L’intero brano deve essere letto in chiave liturgica ed eucaristica, nel contesto dell’assemblea domenicale. È quanto ci suggerisce il testo stesso con le frasi: “La sera di quello stesso giorno, il primo dopo il sabato”, cioè la domenica, “Otto giorni dopo i discepoli erano di nuovo in casa” (v. 26), dove quel “di nuovo” suggerisce che i discepoli si riunivano ogni settimana, di domenica, e non ogni giorno.
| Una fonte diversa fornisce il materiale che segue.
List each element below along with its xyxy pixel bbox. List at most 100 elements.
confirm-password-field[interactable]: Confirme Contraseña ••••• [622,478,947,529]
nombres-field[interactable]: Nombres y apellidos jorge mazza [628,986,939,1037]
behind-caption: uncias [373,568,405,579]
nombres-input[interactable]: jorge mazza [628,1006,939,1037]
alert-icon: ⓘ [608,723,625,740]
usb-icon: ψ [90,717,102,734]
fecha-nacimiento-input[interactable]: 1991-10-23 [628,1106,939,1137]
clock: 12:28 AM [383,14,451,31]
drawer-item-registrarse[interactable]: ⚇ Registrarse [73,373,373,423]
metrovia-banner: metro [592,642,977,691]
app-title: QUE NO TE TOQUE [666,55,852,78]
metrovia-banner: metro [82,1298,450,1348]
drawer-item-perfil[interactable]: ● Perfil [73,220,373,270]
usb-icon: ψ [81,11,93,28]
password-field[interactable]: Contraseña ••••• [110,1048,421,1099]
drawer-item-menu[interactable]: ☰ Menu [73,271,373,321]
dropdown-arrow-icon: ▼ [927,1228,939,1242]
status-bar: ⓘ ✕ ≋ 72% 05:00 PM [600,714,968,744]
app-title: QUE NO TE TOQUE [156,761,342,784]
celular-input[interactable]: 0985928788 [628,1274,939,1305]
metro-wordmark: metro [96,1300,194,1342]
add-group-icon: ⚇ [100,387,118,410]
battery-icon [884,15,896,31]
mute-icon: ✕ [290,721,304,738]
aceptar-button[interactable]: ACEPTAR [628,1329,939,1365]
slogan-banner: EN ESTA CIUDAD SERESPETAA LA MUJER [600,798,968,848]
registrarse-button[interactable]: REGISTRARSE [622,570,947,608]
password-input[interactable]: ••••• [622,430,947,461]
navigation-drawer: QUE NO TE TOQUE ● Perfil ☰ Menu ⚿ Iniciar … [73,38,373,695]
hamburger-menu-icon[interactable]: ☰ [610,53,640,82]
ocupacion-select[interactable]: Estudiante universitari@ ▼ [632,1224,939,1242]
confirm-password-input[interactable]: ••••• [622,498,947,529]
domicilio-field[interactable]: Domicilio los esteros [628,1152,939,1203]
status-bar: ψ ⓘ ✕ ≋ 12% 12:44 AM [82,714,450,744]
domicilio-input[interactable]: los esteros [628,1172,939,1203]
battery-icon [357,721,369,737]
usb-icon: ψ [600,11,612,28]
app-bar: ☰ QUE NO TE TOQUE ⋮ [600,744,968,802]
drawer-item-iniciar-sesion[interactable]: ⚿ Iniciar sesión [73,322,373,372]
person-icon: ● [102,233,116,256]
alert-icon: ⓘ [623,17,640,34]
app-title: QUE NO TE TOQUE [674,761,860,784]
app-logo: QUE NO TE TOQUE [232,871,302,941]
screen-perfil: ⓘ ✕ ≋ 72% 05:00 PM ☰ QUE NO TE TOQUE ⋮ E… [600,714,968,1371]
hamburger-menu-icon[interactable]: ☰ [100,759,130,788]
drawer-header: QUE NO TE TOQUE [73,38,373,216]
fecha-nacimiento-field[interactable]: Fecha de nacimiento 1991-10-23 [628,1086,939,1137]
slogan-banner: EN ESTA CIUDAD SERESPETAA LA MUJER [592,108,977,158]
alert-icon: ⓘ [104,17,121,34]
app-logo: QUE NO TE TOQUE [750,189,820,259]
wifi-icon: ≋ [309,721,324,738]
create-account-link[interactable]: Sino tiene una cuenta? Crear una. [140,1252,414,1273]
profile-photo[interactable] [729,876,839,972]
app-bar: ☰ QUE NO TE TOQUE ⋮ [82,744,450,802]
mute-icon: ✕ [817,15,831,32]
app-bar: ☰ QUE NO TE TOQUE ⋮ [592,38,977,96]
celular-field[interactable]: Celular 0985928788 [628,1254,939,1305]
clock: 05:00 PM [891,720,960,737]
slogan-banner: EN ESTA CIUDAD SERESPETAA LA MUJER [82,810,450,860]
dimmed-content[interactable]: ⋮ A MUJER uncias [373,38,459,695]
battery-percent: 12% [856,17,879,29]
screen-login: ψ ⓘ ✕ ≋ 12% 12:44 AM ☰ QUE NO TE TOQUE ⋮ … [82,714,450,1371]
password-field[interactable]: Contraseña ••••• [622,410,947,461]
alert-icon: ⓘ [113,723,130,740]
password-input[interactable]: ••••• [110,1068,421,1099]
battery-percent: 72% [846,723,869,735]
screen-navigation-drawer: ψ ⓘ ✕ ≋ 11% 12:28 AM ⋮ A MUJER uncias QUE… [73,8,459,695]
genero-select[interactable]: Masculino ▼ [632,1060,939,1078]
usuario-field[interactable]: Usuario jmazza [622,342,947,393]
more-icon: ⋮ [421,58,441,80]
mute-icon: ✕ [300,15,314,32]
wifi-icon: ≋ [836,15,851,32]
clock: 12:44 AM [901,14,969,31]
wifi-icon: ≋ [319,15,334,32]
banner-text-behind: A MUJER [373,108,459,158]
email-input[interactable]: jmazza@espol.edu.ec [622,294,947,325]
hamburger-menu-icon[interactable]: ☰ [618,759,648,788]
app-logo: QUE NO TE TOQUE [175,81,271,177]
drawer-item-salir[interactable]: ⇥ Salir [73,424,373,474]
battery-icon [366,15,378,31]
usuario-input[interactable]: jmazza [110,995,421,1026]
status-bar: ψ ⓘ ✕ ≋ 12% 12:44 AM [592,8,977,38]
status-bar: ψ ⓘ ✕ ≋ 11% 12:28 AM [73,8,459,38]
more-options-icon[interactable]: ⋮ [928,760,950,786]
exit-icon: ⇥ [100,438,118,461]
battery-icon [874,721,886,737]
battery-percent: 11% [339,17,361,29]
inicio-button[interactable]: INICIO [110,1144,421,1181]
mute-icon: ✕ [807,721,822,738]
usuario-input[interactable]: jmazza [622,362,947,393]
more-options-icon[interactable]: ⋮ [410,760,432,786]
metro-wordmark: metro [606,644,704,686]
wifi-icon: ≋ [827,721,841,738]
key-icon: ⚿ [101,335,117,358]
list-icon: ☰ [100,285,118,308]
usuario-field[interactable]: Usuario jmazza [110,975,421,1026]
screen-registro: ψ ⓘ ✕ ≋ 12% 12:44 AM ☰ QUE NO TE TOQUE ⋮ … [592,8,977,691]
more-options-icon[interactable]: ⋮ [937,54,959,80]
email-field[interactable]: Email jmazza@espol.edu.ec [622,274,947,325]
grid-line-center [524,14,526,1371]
Ricordiamo che quando Giovanni scriveva l’assemblea eucaristica domenicale aveva già avuto un buon collaudo; si vedano Atti 20,7-11 (la celebrazione domenicale a Triade) e 1 Cor 16,2 (la celebrazione domenicale a Corinto). È dagli scritti giovannei che proviene il termine “giorno del Signore” (Ap 1,10) o domenica.

 

A questo punto si conclude il vangelo di Giovanni (20,30-31). A sorpresa però il vangelo prosegue con un altro capitolo (21, 1-23) e un’altra conclusione (21,24-25).

Gi studiosi infatti pensano che questo capitolo 21 sia stato aggiunto più tardi, perché il racconto sembra ignorare le precedenti manifestazioni di Gesù.